Speech Recognition Engines

Nested
configure julius for LCSR
User: cchen1103
Date: 8/5/2010 3:23 pm
Views: 6422
Rating: 3

I have downoad Julius 4.1.5 and tried to use it to do dictation. The sample comes with a grammar while I am looking for using ngram language model. I create my lm using the tool mkbingram from a 3gram arpa format.

 

mkbingram -nlr mylm.arpa lmf2r3.bin

Acoustic model is download from voxforge julius nightly built.

When I run the julius for transcript my recording files

julius -C julian.jconf

>input file: myvoice.raw

I got "<s></s>", basically it does not recognize anything.

myvoice.raw is 8KHz big Eiden audio file.

 

Could anyone give me a direction where my problem is?

 

Thanks.

 

Here is my configuration file:

######################################################################
#### Files
######################################################################
##
## Grammar definition file (DFA and dictionary)
##

#### There are three ways to specify the grammar files.
#### (1) and (2) can be used multiple times.
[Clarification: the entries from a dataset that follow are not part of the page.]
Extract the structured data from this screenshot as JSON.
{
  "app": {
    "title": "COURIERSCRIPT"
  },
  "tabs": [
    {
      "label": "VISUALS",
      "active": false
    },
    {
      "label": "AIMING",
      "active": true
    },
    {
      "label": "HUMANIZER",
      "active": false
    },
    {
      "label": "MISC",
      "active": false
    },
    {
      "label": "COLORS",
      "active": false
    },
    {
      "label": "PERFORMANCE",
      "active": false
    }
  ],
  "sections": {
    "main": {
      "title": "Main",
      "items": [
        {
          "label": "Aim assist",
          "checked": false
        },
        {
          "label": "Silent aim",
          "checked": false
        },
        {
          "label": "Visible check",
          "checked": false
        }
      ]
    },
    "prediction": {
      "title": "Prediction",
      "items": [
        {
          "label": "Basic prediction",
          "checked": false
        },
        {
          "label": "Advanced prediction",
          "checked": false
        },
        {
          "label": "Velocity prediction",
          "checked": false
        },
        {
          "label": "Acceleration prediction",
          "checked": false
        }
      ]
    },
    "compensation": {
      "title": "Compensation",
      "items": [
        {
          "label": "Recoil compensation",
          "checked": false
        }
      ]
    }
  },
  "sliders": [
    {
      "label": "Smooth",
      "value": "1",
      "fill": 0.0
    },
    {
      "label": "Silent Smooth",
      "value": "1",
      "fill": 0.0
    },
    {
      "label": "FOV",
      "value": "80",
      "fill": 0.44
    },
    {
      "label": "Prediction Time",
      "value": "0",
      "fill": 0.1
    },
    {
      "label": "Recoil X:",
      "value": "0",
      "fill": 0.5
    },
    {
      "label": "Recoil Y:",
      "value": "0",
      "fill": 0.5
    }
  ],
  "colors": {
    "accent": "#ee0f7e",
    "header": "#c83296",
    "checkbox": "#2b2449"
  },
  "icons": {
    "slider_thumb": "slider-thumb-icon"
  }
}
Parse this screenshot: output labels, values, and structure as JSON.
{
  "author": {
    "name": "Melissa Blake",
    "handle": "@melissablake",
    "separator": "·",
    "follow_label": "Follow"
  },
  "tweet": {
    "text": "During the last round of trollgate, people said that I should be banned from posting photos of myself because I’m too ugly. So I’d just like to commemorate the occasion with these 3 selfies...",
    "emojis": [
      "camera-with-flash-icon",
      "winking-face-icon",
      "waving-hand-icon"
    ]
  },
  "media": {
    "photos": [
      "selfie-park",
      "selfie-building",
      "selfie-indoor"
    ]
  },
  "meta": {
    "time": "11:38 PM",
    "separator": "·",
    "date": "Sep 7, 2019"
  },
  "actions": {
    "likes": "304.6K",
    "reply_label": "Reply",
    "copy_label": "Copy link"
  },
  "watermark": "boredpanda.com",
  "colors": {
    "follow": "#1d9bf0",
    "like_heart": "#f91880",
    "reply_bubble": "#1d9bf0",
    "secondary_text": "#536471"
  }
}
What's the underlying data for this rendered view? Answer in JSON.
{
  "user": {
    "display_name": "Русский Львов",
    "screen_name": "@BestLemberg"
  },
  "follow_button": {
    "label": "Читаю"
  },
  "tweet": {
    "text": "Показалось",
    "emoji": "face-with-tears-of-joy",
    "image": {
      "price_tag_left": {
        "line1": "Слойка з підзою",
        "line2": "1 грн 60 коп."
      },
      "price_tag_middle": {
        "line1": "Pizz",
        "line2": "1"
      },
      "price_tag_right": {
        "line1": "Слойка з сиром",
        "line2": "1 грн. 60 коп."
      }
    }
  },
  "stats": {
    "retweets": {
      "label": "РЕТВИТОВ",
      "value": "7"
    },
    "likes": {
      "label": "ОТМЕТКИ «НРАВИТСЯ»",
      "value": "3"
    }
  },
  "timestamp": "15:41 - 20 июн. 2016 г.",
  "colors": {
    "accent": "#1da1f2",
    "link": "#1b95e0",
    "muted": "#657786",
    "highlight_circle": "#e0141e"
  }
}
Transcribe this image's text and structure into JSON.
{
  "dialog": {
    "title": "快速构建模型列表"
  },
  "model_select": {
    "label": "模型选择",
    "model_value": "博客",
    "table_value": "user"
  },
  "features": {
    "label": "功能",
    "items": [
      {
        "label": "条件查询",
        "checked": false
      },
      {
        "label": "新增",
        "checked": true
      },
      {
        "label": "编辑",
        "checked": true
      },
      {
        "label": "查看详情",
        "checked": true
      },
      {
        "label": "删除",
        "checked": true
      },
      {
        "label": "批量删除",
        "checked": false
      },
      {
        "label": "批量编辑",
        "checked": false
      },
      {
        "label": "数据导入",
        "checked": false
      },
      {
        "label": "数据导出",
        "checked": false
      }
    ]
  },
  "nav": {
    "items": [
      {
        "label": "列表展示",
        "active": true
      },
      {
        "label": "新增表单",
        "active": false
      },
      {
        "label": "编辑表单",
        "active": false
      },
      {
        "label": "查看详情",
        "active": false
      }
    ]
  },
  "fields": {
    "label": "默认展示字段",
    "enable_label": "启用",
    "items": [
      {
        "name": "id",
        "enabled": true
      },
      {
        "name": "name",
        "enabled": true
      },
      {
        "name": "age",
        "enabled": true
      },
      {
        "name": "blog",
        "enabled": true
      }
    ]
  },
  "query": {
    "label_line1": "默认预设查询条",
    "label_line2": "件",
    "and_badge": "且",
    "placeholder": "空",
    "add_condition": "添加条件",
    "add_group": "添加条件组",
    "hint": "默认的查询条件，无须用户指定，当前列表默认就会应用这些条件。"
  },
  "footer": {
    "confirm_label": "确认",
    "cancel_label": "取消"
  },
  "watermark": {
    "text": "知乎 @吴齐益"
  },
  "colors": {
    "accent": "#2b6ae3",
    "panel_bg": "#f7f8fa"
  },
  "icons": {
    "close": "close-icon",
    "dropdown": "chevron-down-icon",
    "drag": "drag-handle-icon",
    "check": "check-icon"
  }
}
#### (1) Specify by common prefix of .dfa and .dict files. Comma-separated
#### prefixes can be specified for multiple grammar recognition
#-gram /cdrom/testrun/sample_grammars/vfr/vfr

#### (2) Or you can give Julian a text file which contains list of grammar
#### prefixes one per line.
#-gramlist file

#### (3) Classic way to specify a grammar.
#-dfa grammar/sample.dfa
#-v grammar/sample.dict
-v /home/ubuntu/julius4/models/acoustic/dict
-d /home/ubuntu/julius4/models/language/lmf2r3.bin

#### If you want to clear previously specified grammars, use this at the
#### point.
#-nogram

##
## Acoustic HMM file
##
# support ascii hmmdefs or binary format (converted by "mkbinhmm")
# format (ascii/binary) will be automatically detected
-h models/acoustic/hmmdefs

## triphone model needs HMMList that maps logical triphone to physical ones.
-hlist models/acoustic/tiedlist

######################################################################
#### Multiple grammar recognition
######################################################################
#-multigramout        # Output results for each grammar

######################################################################
#### Language Model
######################################################################
##
## word insertion penalty
##
-penalty1 5.0        # first pass
-penalty2 20.0        # second pass

######################################################################
#### Dictionary
######################################################################
##
## do not giveup startup on error words
##
#-forcedict

######################################################################
#### Acoustic Model
######################################################################
##
## Context-dependency handling will be enabled according to the model type.
## Try below if julius wrongly detect the type of hmmdefs
##
#-no_ccd        # disable context-dependency handling
#-force_ccd        # enable context-dependency handling

##
## If julius go wrong with checking parameter type, try below.
##
#-notypecheck
#

##
## (PTM/triphone) switch computation method of IWCD on 1st pass
##
#-iwcd1 best N    # assign average of N-best likelihood of the same context
#-iwcd1 max    # assign maximum likelihood of the same context
-iwcd1 avg    # assign average likelihood of the same context (default)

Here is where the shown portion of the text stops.